Peripheral tetrahydrobiopterin is involved in the pathogenesis of mechanical hypersensitivity in a rodent postsurgical pain model

• Published in: Pain (Amsterdam) Vol. 161; no. 11; pp. 2520 - 2531
• Main Authors: Arai, Hirokazu, Takahashi, Rina, Sakamoto, Yoshiaki, Kitano, Tatsuya, Mashita, Okishi, Hara, Satoshi, Yoshikawa, Satoru, Kawasaki, Koh, Ichinose, Hiroshi
• Format: Journal Article
• Language: English
• Published: United States 01.11.2020
• Subjects: Animals; Biopterins - analogs & derivatives; GTP Cyclohydrolase - genetics; Mice; Pain, Postoperative - drug therapy; Rats; Rodentia
• ISSN: 0304-3959; 1872-6623
• DOI: 10.1097/j.pain.0000000000001946

Because treatment for postsurgical pain (PSP) remains a major unmet medical need, the emergence of safe and innovative nonopioid drugs has been strongly coveted.
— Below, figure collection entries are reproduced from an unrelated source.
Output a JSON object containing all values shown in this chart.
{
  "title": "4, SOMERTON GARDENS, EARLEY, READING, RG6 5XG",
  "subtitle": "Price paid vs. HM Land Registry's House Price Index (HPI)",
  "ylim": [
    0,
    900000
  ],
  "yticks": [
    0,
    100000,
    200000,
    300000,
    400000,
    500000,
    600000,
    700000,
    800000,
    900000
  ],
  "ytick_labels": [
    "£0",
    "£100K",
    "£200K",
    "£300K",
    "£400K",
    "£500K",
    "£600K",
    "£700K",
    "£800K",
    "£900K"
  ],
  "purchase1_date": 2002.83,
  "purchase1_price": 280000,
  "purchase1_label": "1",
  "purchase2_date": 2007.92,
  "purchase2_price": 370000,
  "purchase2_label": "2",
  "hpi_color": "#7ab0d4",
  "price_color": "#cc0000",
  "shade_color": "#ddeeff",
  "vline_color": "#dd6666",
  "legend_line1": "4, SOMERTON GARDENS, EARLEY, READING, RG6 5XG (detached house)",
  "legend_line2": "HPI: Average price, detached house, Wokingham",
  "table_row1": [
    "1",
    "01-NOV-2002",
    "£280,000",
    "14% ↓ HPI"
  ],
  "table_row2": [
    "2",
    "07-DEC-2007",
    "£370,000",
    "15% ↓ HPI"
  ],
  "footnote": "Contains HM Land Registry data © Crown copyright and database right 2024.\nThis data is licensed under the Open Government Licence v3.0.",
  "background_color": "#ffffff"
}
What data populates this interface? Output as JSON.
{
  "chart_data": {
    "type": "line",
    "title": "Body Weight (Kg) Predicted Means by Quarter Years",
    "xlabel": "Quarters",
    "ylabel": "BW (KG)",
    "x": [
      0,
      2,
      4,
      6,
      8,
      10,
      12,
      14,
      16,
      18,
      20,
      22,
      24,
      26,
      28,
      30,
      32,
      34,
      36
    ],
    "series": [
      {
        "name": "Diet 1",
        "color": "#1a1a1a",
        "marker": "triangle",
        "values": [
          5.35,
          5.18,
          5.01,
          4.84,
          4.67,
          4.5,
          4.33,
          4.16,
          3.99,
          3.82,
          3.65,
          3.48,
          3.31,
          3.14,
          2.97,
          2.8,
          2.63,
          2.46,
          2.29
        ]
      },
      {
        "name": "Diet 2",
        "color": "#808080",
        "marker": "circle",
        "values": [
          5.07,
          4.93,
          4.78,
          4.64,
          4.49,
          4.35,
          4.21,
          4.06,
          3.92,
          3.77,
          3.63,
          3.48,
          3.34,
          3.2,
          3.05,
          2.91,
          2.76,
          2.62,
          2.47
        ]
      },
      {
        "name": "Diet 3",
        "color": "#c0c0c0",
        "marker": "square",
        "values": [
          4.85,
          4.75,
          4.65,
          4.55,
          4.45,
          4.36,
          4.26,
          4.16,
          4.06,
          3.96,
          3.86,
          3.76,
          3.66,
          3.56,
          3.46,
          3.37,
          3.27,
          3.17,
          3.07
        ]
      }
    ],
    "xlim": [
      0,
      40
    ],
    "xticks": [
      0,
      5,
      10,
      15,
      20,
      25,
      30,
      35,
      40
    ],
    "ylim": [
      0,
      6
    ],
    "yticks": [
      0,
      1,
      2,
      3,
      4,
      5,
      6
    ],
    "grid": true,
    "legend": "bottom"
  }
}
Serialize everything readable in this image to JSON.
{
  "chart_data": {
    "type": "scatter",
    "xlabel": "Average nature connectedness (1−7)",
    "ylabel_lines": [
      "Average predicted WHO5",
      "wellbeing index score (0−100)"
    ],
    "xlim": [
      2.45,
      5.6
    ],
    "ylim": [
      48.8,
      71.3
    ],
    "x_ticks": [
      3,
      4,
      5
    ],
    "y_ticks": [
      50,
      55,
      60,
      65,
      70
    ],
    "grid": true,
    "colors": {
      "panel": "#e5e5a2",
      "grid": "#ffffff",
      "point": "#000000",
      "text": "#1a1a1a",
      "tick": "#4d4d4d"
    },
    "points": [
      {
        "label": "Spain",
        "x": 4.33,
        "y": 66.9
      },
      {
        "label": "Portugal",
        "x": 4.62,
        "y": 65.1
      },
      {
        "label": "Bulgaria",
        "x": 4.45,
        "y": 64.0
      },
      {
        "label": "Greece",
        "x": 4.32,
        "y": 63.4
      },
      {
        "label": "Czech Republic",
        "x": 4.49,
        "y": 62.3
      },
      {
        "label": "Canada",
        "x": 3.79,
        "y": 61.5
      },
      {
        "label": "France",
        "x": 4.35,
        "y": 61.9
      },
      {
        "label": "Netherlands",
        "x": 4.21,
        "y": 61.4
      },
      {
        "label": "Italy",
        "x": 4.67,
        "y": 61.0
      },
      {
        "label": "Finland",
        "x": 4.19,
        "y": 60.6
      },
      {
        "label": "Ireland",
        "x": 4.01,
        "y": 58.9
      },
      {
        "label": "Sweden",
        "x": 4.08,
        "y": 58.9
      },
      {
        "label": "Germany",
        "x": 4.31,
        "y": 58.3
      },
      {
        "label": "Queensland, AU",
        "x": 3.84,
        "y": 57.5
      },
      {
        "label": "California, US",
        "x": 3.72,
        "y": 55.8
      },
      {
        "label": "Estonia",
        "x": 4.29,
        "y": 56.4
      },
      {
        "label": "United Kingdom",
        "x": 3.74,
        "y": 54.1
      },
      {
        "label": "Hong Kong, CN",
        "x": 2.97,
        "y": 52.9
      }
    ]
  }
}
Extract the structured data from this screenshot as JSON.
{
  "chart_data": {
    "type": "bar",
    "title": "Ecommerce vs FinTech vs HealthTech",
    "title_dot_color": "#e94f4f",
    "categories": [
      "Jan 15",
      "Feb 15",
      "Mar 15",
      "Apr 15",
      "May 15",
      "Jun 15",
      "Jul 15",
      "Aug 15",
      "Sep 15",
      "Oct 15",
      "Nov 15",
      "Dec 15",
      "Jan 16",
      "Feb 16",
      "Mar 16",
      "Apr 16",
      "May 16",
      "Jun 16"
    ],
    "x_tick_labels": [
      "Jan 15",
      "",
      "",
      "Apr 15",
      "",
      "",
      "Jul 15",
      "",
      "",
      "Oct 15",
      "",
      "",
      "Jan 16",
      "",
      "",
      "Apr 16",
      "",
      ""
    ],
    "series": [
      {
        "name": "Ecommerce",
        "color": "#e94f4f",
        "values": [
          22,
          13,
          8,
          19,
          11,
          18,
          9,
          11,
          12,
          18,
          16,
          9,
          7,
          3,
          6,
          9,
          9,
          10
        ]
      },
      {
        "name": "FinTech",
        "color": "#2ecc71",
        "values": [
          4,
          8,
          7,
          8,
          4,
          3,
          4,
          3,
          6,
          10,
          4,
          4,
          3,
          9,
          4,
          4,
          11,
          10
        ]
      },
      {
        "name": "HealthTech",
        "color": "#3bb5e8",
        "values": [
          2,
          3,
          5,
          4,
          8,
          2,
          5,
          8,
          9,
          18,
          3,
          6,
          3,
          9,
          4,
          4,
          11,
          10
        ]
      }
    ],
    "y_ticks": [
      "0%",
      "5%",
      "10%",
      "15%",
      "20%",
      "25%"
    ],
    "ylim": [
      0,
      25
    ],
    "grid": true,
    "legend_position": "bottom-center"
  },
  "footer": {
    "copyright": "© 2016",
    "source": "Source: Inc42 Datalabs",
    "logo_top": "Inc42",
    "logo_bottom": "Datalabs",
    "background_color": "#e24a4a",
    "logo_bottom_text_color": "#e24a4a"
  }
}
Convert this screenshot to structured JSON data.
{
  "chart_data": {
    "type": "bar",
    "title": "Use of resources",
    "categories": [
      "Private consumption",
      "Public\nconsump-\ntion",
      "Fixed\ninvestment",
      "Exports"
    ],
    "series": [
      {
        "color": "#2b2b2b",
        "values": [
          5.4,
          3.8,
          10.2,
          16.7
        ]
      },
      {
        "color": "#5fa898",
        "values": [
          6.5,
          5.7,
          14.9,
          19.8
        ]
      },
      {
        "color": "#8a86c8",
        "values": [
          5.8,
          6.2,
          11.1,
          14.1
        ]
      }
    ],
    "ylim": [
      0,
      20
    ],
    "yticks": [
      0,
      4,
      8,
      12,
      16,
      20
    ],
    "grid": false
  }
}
Tetrahydrobiopterin (BH4) is an interesting molecule for gaining a better understanding the pathological mechanism of neuropathic pain. However, whether BH4 and its pathway are involved in the pathogenesis of PSP remains unclear. In this study, we found that early in a rat paw incision model, the gene expression of GTP cyclohydrolase 1 (GTPCH) and sepiapterin reductase (SPR), BH4-producing enzymes in the de novo pathway, were significantly increased in incised compared with naive paw skin. Although a significant increase in GTPCH protein levels was observed in incised paw skin until only 1 day after incision, a significant increase in BH4 levels was observed until 7 days after incision. In vivo, Spr-knockout mice showed an antinociceptive phenotype in the hind paw incision compared with the wild-type and Spr heterozygote groups. Furthermore, QM385, the SPR inhibitor, showed a significant dose-dependent, antinociceptive effect, which was supported by a reduction in BH4 levels in incised skin tissues, with no apparent adverse effects. Immunohistochemical analysis demonstrated that macrophages expressing GTPCH protein were increased around the injury site in the rat paw incision model. These results indicate that BH4 is involved in the pathogenesis of PSP, and that inhibition of the BH4 pathway could provide a new strategy for the treatment of acute PSP.